風邪をうつされると思ったのかもしれない。鞄からマスクを出してつけると、彼女はようやく頷いた。

得意先へ行く時間を一時間、間違えていた。
こちらの確認不足だった。先方の受付で気づき、近くの喫茶店を教えてもらった。裏の道へ入ったところ、緑の看板、と言われた。
看板は見つかったが、入口が分からなかった。シャッターの下りた一階の店の脇に、細い階段があった。その上に硝子の扉があった。腕時計を見ると、約束までは四十分しかなくなっていた。
私は急いで階段を上がった。休憩するために走るのは馬鹿げていたが、もう外を歩きたくなかった。
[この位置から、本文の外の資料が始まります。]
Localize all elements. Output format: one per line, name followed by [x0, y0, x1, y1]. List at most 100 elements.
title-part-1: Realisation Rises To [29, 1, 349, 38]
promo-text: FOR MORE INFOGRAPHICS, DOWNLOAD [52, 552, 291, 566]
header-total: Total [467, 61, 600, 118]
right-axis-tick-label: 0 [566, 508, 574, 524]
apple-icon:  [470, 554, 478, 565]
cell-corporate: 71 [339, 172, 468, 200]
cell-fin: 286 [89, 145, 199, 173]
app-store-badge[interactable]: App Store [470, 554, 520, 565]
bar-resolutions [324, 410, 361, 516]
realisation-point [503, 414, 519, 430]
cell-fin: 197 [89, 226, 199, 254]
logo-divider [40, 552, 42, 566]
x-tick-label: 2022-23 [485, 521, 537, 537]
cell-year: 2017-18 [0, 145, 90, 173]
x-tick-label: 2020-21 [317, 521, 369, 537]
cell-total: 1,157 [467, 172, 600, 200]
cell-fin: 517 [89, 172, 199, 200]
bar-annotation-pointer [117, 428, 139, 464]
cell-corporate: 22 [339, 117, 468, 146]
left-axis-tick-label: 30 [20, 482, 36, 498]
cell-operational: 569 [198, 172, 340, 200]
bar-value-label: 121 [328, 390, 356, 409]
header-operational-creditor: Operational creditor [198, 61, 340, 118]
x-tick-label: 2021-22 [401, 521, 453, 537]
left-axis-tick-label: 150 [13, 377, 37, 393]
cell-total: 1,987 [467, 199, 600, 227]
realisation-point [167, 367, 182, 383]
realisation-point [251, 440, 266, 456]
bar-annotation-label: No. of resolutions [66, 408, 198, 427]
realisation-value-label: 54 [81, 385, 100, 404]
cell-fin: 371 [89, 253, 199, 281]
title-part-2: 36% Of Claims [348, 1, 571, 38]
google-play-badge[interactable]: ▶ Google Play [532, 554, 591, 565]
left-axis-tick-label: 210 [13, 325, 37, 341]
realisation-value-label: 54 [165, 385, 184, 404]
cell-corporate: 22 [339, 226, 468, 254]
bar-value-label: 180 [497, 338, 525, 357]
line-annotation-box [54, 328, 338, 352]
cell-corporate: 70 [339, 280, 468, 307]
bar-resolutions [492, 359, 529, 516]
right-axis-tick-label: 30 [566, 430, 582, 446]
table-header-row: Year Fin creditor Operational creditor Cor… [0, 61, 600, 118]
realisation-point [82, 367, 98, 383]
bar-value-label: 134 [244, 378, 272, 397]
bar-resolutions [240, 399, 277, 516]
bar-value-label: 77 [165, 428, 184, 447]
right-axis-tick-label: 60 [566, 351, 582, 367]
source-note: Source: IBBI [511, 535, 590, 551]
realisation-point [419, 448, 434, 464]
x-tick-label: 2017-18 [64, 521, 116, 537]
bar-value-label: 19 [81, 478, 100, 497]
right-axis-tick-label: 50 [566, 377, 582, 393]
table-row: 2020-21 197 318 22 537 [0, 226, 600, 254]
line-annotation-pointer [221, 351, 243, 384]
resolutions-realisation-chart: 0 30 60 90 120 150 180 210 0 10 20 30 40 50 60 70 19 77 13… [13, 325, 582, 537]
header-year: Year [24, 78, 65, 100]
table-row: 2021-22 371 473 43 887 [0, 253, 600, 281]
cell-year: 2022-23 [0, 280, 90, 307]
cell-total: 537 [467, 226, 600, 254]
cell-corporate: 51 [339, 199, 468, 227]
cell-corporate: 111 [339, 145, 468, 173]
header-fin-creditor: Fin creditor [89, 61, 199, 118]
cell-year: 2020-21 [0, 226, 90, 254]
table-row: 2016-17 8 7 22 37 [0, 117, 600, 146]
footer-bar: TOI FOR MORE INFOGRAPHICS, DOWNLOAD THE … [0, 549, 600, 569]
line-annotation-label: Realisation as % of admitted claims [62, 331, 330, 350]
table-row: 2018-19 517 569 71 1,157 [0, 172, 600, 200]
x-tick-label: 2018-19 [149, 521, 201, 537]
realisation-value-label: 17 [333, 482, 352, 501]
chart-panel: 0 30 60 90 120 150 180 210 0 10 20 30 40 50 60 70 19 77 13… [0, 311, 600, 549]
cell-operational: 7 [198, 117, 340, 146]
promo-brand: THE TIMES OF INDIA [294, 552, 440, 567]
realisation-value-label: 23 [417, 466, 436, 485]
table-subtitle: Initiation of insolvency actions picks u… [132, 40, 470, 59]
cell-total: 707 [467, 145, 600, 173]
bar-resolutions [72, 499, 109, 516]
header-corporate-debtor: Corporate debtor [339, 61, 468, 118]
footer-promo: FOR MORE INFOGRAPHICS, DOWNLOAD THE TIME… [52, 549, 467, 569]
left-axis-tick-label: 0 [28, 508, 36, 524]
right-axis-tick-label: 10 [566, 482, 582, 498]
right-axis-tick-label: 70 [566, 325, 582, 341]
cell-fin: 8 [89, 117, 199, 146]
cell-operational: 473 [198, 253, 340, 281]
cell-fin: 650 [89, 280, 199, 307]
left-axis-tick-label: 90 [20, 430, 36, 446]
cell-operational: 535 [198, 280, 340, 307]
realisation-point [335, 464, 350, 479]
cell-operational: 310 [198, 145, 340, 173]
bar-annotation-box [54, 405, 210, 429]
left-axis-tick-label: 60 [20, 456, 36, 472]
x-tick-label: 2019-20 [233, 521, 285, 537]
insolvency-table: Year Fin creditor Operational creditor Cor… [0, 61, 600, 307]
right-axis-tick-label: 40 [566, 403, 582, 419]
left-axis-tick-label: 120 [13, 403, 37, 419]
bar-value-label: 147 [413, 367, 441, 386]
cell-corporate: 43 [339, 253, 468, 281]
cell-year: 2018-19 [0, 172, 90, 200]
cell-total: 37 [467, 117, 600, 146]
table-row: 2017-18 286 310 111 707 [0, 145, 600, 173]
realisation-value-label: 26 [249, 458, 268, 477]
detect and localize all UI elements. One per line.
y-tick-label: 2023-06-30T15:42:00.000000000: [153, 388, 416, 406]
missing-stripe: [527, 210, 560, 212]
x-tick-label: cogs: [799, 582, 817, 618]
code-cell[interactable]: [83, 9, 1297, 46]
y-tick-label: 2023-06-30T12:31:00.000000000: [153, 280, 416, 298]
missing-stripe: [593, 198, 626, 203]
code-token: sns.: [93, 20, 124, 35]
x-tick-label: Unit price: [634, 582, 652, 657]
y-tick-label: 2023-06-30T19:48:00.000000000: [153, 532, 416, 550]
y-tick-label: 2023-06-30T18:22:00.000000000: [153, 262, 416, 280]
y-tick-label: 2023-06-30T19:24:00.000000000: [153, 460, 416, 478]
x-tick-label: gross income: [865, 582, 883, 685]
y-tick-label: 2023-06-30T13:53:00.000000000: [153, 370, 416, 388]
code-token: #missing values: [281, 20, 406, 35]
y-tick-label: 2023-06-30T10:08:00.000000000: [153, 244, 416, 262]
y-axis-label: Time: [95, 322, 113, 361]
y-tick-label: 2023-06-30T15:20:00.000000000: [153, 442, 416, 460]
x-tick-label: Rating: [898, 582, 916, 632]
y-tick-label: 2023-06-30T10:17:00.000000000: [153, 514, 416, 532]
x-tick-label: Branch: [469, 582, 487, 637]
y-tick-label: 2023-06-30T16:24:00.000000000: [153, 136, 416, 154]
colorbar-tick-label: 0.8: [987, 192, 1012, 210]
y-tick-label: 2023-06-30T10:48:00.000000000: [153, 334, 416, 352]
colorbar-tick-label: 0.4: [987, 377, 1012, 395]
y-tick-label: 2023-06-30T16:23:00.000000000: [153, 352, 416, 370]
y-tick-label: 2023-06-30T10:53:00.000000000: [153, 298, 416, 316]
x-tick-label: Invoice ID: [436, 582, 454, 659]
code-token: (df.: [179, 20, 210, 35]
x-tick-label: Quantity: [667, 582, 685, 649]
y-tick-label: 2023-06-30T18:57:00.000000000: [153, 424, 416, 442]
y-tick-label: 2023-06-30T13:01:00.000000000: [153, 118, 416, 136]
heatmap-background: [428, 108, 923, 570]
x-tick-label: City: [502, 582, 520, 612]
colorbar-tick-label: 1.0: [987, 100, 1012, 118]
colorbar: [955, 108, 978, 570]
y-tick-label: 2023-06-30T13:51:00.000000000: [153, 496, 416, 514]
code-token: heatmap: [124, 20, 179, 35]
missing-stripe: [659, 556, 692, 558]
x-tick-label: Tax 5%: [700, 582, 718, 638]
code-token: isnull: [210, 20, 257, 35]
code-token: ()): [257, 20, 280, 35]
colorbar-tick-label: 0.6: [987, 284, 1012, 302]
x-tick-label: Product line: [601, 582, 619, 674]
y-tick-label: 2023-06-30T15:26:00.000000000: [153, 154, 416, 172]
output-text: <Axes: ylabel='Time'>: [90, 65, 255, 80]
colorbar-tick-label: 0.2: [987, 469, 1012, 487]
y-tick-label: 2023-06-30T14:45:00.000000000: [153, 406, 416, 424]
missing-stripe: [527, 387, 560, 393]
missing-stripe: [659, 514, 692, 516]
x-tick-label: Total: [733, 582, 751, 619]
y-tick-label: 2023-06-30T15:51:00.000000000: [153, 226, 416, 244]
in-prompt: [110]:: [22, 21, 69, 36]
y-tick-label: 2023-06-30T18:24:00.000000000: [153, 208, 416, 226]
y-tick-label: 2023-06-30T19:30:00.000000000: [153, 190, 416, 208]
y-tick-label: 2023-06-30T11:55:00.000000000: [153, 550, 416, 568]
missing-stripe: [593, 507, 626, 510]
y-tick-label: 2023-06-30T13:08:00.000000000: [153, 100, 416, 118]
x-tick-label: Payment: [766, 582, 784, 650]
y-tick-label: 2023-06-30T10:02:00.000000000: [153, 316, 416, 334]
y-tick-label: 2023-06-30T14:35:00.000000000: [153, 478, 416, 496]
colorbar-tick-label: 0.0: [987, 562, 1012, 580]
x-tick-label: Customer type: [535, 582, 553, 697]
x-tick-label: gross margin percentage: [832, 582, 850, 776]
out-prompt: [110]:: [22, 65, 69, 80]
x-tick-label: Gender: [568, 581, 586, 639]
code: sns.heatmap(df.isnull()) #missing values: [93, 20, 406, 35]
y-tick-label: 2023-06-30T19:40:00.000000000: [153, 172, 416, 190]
店は思いのほか広かった。窓際に四人席が三つあり、奥に長いカウンターがあった。壁には手書きの短冊が並び、コーヒーのほかに焼きそばや雑炊もあった。
客は三人。新聞を読む男と、向かい合って座る年配の女二人だった。
私が声を掛けられた時、三人とも顔を上げた。それだけだった。店員の注意がよほどきつく聞こえたのか、新聞の男などは気の毒そうに片方の眉を上げた。
私はマスクの中で息を整え、ブレンドを頼んだ。

水とコーヒーは一緒に来た。
店員は、私の顔から目を離さず、カップを置いた。近すぎて盆の角が椅子に当たったが、目を下げなかった。
「お水、先に飲めます?」
妙な訊き方だった。飲めますよ、と答え、マスクを片耳から外した。彼女は半歩下がった。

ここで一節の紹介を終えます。